The inscription on a monument in New Orleans dedicated to the “honor of Americans on both sides of the conflict who died in the Battle of Liberty Place” ends with the advice “A conflict of the past that should teach lessons for the future.”
That lesson is lost on left-leaning members of the City Council of New Orleans, which, like so many southern cities, is seeking to cleanse itself of reminders of past unrest, during — or in the case of this memorial, shown below — after the Civil War.
As The Advocate reports, an anonymous donor has offered to pony up $125,000 to help rid the Crescent City of these odious reminders.
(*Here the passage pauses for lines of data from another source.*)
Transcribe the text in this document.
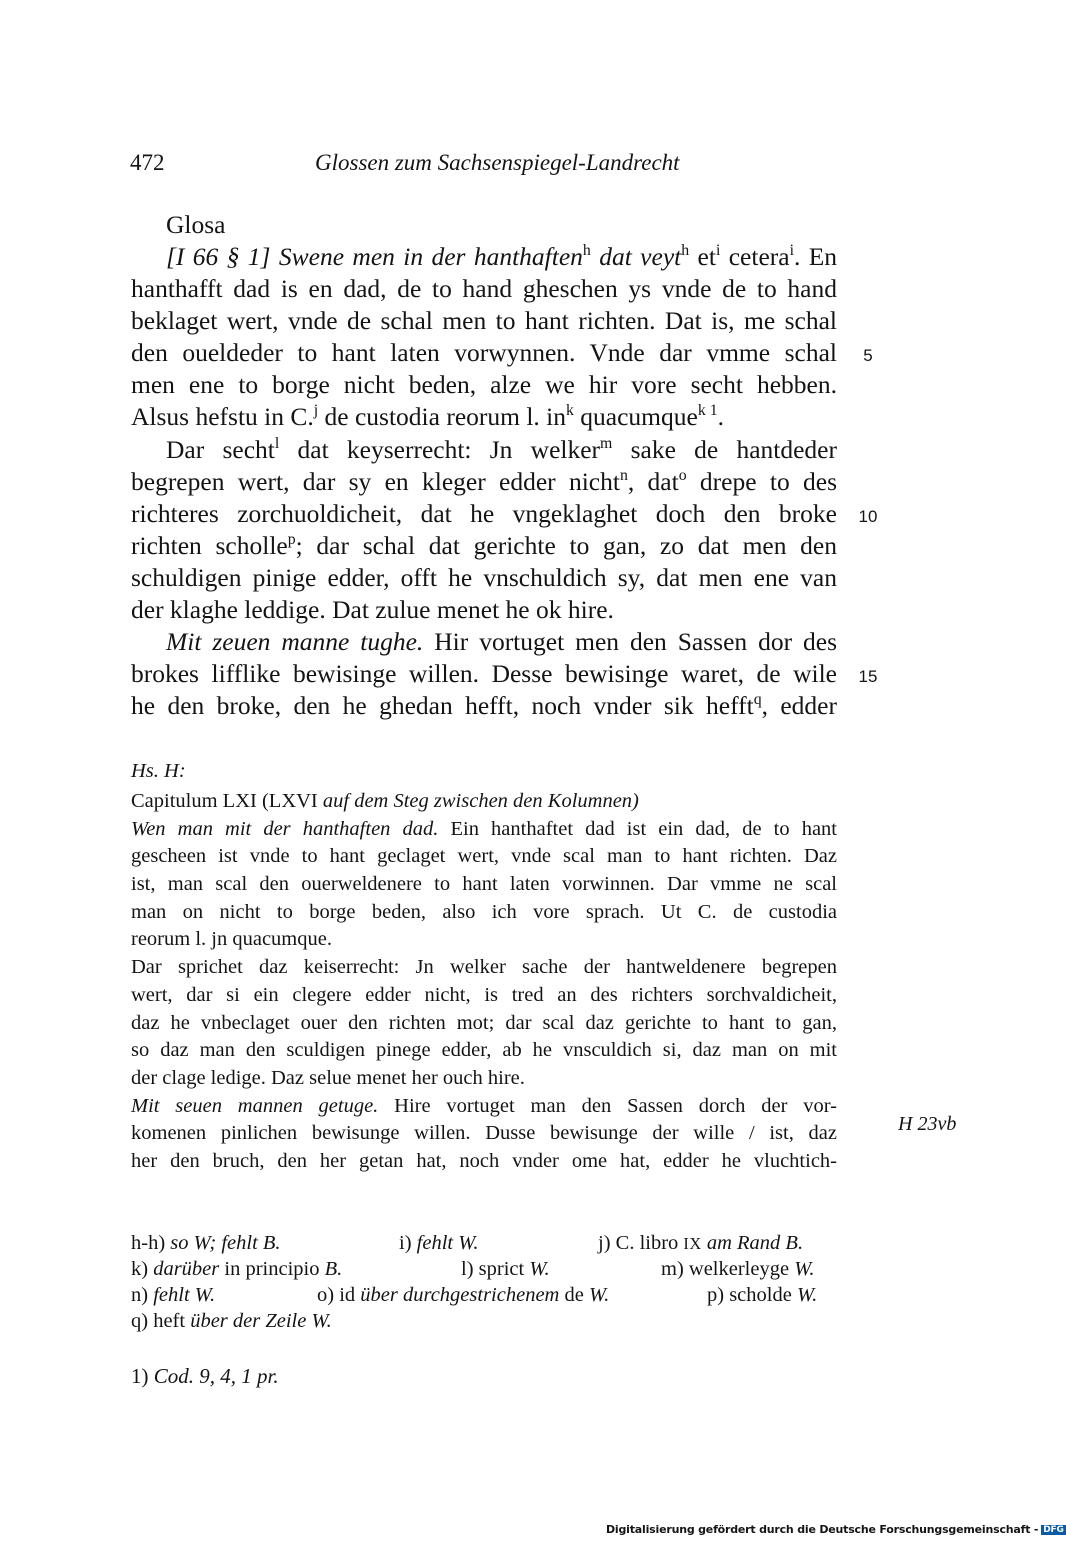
472	Glossen zum Sachsenspiegel-Landrecht
Glosa
[I 66 § 1] Swene men in der hanthaften$^h$ dat veyt$^h$ $et^i$ cetera$^i$. En
hanthafft dad is en dad, de to hand gheschen ys vnde de to hand
beklaget wert, vnde de schal men to hant richten. Dat is, me schal
den oueldeder to hant laten vorwynnen. Vnde dar vmme schal
men ene to borge nicht beden, alze we hir vore secht hebben.
Alsus hefstu in C.$^j$ de custodia reorum l. $in^k$ quacumque$^{k 1}$.
Dar secht$^l$ dat keyserrecht: Jn welker$^m$ sake de hantdeder
begrepen wert, dar sy en kleger edder nicht$^n$, dat$^o$ drepe to des
richteres zorchuoldicheit, dat he vngeklaghet doch den broke
richten scholle$^p$; dar schal dat gerichte to gan, zo dat men den
schuldigen pinige edder, offt he vnschuldich sy, dat men ene van
der klaghe leddige. Dat zulue menet he ok hire.
Mit zeuen manne tughe. Hir vortuget men den Sassen dor des
brokes lifflike bewisinge willen. Desse bewisinge waret, de wile
he den broke, den he ghedan hefft, noch vnder sik hefft$^q$, edder
5
10
15
Hs. H:
Capitulum LXI (LXVI auf dem Steg zwischen den Kolumnen)
Wen man mit der hanthaften dad. Ein hanthaftet dad ist ein dad, de to hant
gescheen ist vnde to hant geclaget wert, vnde scal man to hant richten. Daz
ist, man scal den ouerweldenere to hant laten vorwinnen. Dar vmme ne scal
man on nicht to borge beden, also ich vore sprach. Ut C. de custodia
reorum l. jn quacumque.
Dar sprichet daz keiserrecht: Jn welker sache der hantweldenere begrepen
wert, dar si ein clegere edder nicht, is tred an des richters sorchvaldicheit,
daz he vnbeclaget ouer den richten mot; dar scal daz gerichte to hant to gan,
so daz man den sculdigen pinege edder, ab he vnsculdich si, daz man on mit
der clage ledige. Daz selue menet her ouch hire.
Mit seuen mannen getuge. Hire vortuget man den Sassen dorch der vor-
komenen pinlichen bewisunge willen. Dusse bewisunge der wille / ist, daz
her den bruch, den her getan hat, noch vnder ome hat, edder he vluchtich-
H 23vb
h-h) so W; fehlt B.	i) fehlt W.	j) C. libro IX am Rand B.
k) darüber in principio B.	l) sprict W.	m) welkerleyge W.
n) fehlt W.	o) id über durchgestrichenem de W.	p) scholde W.
q) heft über der Zeile W.
1) Cod. 9, 4, 1 pr.
Digitalisierung gefördert durch die Deutsche Forschungsgemeinschaft - DFG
The article notes that the question of whether to remove the four monuments — which include a statue of Robert E. Lee, a tribute to Jefferson Davis, a statue of Civil War general P.G.T. Beauregard, and the above-mentioned memorial — has been a point of heated debate:
Meetings held as part of the process have featured passionate arguments, and occasionally accusations and recriminations, from both sides. Those seeking to take the monuments down have said they represent a legacy of white supremacy and honor a war fought to preserve slavery, while monument supporters have argued they are part of the city’s history and removing them would be forgetting or whitewashing the past.
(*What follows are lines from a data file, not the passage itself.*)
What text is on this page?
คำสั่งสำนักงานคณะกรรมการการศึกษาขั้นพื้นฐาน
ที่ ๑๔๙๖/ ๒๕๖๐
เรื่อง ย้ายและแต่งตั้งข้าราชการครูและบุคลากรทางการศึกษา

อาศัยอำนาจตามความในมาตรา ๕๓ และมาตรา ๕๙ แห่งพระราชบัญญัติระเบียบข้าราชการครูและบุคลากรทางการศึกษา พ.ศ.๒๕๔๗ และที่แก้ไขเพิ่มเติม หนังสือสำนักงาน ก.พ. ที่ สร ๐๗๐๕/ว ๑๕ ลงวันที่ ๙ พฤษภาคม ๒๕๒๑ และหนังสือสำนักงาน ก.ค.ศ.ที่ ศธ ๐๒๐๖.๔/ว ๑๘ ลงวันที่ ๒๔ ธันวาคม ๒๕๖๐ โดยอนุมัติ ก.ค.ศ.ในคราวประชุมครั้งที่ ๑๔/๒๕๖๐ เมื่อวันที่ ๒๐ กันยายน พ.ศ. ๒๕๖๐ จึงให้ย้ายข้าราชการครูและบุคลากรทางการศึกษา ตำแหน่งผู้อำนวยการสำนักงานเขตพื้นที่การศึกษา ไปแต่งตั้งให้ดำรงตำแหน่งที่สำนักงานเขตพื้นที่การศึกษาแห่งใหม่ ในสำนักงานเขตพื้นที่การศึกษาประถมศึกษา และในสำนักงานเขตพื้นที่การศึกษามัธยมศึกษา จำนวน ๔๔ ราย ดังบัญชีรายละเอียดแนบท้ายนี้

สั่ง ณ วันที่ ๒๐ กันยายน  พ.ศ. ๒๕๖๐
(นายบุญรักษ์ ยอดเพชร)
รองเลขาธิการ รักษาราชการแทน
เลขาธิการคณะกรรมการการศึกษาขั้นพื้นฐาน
Andy Kopplin, a chief administrative officer for Democratic Mayor Mitch Landrieu, is quoted as saying:
It is true that these landmarks have served for decades as geographic compass points on the city’s grid, but how can this geographic compass compare to a great city’s moral compass?
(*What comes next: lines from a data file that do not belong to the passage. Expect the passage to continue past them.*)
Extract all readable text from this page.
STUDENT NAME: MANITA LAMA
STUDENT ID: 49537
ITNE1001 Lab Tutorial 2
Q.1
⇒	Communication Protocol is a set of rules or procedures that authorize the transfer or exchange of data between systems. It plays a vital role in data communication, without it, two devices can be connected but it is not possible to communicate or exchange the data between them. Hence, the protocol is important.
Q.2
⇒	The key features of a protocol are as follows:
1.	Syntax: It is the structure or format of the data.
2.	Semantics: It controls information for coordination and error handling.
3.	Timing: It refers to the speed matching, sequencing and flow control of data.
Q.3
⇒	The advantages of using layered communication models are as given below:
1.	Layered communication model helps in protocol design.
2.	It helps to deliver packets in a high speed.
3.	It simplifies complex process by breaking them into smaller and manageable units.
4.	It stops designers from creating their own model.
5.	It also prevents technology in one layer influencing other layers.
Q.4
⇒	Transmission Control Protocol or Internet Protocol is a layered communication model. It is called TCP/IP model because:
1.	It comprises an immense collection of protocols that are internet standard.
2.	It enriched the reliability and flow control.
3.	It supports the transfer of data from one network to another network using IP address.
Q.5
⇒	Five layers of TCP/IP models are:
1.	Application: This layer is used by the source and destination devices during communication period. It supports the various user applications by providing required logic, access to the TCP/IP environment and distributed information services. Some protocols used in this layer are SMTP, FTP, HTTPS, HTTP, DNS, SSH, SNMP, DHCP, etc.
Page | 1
It is worth noting in passing that the Battle of Liberty Place was an attempted insurrection by a paramilitary group made up largely of Confederate veterans that called itself the White League. The fighting, which pitted the group against metropolitan police and state militia, lasted for three days. At the end of the fighting, 100 people lay dead.
The political affiliation of the White League? They were a wing of the Democratic Party.